La Loire a servi aussi bien au transport du vin qu’à celui du sel (de la Bretagne vers les terres intérieures) ou des produits coloniaux (sucre, café, cacao…) qui étaient expédiés de Saint-Nazaire vers l’intérieur. Des bateaux transportant du charbon de Saint-Etienne, de la faïence de Nevers, du bois du Morvan croisaient d’autres bateaux contenant des céréales, des ardoises ou des produits de fonderie du Creusot (accessibles grâce au canal du Centre). Outre le commerce de ville à ville, le fleuve servait au transport de voyageurs.

La grande crainte des bateliers était le manque d’eau. Malgré des bateaux sans quille qui peuvent naviguer dans 65 centimètres d’eau, il fallait souvent arrêter la navigation pendant l’été. Le métier de marinier n’était pas facile (manœuvres risquées, noyades fréquentes, blessures graves…) et exigeait une grande maîtrise du passage des ponts. Les bateaux circulant à plusieurs, les uns derrière les autres, il fallait abaisser les mâts de façon parfaitement synchronisée pour éviter de perdre de la vitesse.

Les mariniers n’étaient pas les seuls à travailler sur le fleuve.
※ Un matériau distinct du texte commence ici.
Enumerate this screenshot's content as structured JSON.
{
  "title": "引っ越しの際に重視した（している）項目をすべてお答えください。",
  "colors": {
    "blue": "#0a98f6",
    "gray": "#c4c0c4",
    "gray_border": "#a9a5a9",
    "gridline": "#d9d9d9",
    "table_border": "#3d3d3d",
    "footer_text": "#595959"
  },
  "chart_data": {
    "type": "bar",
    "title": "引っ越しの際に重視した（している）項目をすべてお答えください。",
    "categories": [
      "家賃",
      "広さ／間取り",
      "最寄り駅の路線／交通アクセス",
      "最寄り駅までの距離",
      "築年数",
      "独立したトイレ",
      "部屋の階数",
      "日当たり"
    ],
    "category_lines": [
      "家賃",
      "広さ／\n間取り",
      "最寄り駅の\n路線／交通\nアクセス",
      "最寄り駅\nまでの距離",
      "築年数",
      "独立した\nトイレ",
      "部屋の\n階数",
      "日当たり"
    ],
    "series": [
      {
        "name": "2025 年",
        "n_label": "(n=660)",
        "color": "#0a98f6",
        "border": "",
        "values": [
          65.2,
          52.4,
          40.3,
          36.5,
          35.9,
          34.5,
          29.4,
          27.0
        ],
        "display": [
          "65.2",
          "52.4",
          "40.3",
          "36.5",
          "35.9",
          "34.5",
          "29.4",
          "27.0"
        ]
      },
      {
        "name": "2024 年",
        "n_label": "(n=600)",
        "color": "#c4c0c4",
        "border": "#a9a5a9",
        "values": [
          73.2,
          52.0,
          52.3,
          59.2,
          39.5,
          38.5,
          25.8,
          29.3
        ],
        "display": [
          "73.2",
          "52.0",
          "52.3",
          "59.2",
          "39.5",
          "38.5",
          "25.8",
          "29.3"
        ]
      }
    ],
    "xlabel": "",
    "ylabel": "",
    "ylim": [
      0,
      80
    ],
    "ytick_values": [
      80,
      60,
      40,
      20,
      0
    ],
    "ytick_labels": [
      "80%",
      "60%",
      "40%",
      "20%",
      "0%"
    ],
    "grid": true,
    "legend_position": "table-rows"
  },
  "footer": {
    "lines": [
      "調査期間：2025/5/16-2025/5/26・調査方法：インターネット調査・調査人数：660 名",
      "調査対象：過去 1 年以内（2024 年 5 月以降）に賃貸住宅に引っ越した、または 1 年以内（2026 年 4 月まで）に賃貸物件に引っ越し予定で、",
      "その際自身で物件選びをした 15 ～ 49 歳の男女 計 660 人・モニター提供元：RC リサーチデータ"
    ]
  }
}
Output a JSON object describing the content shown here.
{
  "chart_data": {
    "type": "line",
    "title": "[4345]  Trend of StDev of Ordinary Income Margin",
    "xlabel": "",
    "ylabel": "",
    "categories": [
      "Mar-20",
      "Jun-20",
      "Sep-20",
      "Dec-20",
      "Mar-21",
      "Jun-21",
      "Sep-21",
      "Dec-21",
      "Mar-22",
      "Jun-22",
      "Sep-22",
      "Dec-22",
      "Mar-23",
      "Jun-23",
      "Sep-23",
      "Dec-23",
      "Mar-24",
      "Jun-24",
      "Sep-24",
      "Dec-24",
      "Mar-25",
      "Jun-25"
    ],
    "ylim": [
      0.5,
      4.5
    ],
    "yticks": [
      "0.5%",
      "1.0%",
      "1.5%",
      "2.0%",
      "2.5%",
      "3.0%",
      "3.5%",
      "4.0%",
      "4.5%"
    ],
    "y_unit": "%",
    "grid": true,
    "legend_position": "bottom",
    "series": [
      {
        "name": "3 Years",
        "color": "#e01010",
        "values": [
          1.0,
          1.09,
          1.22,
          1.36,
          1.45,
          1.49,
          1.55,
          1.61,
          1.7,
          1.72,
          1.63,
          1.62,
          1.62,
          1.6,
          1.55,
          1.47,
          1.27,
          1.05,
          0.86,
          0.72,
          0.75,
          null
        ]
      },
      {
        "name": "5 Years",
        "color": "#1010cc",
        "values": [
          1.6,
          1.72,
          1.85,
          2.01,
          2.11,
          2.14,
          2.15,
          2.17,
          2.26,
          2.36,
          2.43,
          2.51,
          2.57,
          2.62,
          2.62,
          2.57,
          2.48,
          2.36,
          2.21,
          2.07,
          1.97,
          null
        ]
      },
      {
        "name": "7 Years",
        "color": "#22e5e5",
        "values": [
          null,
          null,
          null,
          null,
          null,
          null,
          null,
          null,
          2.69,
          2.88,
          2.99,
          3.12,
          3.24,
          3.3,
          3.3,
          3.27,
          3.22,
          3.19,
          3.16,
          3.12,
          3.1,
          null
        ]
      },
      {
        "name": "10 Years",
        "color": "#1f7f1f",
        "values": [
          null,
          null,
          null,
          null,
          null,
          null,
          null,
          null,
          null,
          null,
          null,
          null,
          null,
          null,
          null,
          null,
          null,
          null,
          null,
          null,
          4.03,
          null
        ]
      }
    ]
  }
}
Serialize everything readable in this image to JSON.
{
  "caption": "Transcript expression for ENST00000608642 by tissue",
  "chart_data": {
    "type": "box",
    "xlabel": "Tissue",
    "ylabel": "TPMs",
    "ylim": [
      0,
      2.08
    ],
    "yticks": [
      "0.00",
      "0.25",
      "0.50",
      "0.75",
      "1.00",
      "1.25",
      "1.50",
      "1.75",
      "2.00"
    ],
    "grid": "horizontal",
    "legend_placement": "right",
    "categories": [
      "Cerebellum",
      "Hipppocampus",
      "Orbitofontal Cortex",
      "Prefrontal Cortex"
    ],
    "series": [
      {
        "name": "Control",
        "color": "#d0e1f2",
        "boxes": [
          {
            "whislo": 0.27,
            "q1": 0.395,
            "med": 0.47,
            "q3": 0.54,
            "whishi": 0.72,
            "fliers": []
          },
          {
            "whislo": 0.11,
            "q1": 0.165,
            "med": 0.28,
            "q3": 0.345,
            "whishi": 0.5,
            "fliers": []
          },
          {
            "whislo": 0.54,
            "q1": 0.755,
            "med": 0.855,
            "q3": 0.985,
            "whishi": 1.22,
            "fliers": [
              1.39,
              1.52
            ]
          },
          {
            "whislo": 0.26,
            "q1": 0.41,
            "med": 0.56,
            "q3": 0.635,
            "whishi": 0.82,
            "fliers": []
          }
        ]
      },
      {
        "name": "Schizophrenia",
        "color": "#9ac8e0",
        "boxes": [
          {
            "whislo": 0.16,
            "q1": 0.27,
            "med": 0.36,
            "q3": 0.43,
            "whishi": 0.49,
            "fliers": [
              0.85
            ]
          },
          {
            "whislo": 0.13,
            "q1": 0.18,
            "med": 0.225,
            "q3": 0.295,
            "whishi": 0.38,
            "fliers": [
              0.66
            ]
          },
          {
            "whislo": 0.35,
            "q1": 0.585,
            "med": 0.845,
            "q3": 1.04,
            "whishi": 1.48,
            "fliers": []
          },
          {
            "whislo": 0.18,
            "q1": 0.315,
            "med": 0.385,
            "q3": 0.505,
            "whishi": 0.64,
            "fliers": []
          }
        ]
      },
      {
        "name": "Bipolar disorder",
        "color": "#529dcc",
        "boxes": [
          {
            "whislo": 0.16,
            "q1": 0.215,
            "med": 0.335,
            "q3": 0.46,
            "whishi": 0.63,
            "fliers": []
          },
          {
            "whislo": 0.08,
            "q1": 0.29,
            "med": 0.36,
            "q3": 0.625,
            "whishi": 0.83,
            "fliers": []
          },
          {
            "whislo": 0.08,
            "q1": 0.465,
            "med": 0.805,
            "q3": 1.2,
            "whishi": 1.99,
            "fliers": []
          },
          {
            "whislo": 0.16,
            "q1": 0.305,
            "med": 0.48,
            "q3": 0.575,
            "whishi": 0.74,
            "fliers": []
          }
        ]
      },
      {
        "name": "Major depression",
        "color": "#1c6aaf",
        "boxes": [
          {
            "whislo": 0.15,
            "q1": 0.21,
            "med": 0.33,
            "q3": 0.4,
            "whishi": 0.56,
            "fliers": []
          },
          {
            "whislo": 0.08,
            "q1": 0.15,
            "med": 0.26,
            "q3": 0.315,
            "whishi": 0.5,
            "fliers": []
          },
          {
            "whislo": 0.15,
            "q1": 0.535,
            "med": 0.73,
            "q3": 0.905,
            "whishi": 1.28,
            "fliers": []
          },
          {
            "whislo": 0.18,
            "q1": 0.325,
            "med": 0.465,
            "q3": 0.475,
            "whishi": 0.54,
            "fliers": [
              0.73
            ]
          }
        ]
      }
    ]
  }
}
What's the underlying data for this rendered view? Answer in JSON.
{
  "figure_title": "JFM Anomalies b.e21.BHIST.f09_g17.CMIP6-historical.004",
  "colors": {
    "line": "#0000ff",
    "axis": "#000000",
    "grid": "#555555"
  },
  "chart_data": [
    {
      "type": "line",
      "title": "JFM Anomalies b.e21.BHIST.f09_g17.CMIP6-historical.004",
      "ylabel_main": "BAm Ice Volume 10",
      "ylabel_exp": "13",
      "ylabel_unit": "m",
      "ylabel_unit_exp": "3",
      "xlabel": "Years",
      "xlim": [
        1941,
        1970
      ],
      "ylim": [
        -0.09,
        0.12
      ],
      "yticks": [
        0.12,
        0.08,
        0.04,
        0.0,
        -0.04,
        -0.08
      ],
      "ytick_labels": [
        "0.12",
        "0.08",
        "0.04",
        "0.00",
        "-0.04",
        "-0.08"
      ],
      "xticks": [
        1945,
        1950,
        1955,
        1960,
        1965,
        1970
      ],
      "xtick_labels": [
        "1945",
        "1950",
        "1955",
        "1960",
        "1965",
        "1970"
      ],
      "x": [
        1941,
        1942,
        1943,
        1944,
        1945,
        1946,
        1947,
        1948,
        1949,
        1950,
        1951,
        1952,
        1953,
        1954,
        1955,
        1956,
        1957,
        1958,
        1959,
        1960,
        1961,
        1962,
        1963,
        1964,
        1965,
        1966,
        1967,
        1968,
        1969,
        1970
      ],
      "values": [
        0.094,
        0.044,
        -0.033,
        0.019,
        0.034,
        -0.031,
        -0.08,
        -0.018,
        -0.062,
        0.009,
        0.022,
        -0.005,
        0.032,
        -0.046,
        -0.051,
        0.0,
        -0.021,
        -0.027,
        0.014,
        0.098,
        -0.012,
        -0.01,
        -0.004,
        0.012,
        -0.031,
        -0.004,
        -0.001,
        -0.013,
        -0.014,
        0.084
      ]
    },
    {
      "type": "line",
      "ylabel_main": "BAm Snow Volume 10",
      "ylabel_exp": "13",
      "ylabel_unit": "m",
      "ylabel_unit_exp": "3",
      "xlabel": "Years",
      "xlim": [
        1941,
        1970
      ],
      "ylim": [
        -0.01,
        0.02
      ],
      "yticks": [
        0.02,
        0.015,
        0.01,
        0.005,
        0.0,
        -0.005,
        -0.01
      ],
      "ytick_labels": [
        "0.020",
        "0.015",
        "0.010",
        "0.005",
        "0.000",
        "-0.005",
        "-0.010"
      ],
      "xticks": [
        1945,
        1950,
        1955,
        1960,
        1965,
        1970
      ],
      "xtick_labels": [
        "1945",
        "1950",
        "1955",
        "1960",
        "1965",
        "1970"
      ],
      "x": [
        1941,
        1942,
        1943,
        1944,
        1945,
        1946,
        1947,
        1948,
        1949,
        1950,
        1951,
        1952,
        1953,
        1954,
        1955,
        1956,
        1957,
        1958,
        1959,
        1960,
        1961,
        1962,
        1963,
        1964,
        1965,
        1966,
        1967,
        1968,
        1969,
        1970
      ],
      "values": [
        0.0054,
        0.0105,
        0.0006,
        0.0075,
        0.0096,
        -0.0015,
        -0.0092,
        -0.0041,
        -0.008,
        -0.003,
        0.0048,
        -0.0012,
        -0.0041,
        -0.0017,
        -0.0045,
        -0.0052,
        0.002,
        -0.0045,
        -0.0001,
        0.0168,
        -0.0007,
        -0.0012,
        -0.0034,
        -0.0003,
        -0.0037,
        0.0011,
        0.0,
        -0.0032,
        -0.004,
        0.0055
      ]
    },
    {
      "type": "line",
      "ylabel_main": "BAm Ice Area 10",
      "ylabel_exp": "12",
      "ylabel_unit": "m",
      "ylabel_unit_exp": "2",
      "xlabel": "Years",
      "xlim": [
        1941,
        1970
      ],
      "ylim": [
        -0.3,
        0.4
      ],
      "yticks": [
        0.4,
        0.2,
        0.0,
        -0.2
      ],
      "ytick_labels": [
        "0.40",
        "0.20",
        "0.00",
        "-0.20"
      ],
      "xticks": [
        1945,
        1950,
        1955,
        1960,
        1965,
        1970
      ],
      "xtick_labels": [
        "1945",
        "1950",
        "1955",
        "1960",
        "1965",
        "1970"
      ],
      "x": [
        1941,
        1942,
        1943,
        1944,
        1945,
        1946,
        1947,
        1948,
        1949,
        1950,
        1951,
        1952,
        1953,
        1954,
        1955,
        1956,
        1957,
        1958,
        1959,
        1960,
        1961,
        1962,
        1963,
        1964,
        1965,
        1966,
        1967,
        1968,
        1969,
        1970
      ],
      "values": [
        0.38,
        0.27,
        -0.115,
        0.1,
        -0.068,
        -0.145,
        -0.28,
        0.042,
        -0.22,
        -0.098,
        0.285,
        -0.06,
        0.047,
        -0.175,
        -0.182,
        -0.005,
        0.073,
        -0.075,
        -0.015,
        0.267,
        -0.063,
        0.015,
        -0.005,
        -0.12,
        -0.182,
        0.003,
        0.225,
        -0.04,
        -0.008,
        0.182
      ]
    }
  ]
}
Beaucoup d’activités se déroulaient sur la Loire : lavandiers, tanneurs, pêcheurs, meuniers, qui souvent étaient en conflit avec les mariniers. Le commerce sur la Loire se développa considérablement après 1830, jusqu’en 1845, mais l’avènement du chemin de fer lui mena la vie dure avant de s’imposer définitivement après la guerre de 1870. La ville d’Orléans périclita au profit des villes de l’ouest.

Le fleuve royal

      La douceur de vivre, les paysages, le bon vin, les facilités de communication ont conduit les familles princières et royales à s’installer et à rester le long de la Loire, le « fleuve royal ». Pendant la guerre de Cent Ans, il est le théâtre de la lutte entre Capétiens et Plantagenets pour la possession du royaume. Puis, pendant la Renaissance, le centre du pouvoir demeure dans la région grâce aux Valois. De nouveaux châteaux sont construits, les anciens réaménagés.

Au total, le Val de Loire compte cent vingt châteaux qui ont eu une place plus ou moins décisive au cours de l’histoire de France, du XIème au XVIIIème siècle. Charles VII aimait rester à Chinon, Charles VIII préférait Amboise, Louis XII, ancien Duc d’Orléans, racheta le domaine de Chambord, où François 1er fit construire l’un des plus beaux châteaux de la région. Les femmes de pouvoir n’étaient pas en reste : Catherine de Médicis résidait à Blois et Diane de Poitiers à Chenonceau. Outre les châteaux, la région est riche en édifices religieux : cathédrales, abbayes (Fontevraud, Saint Benoit sur Loire, églises carolingiennes, Saint Philibert de Grand Lieu, Germigny des Prés).

De grands noms de la littérature française sont originaires des bords de Loire : François Villon, Rabelais, Descartes mais aussi Balzac, Péguy, Alain Fournier ou, plus près de nous, Maurice Genevoix qui a célébré la Loire dans son œuvre.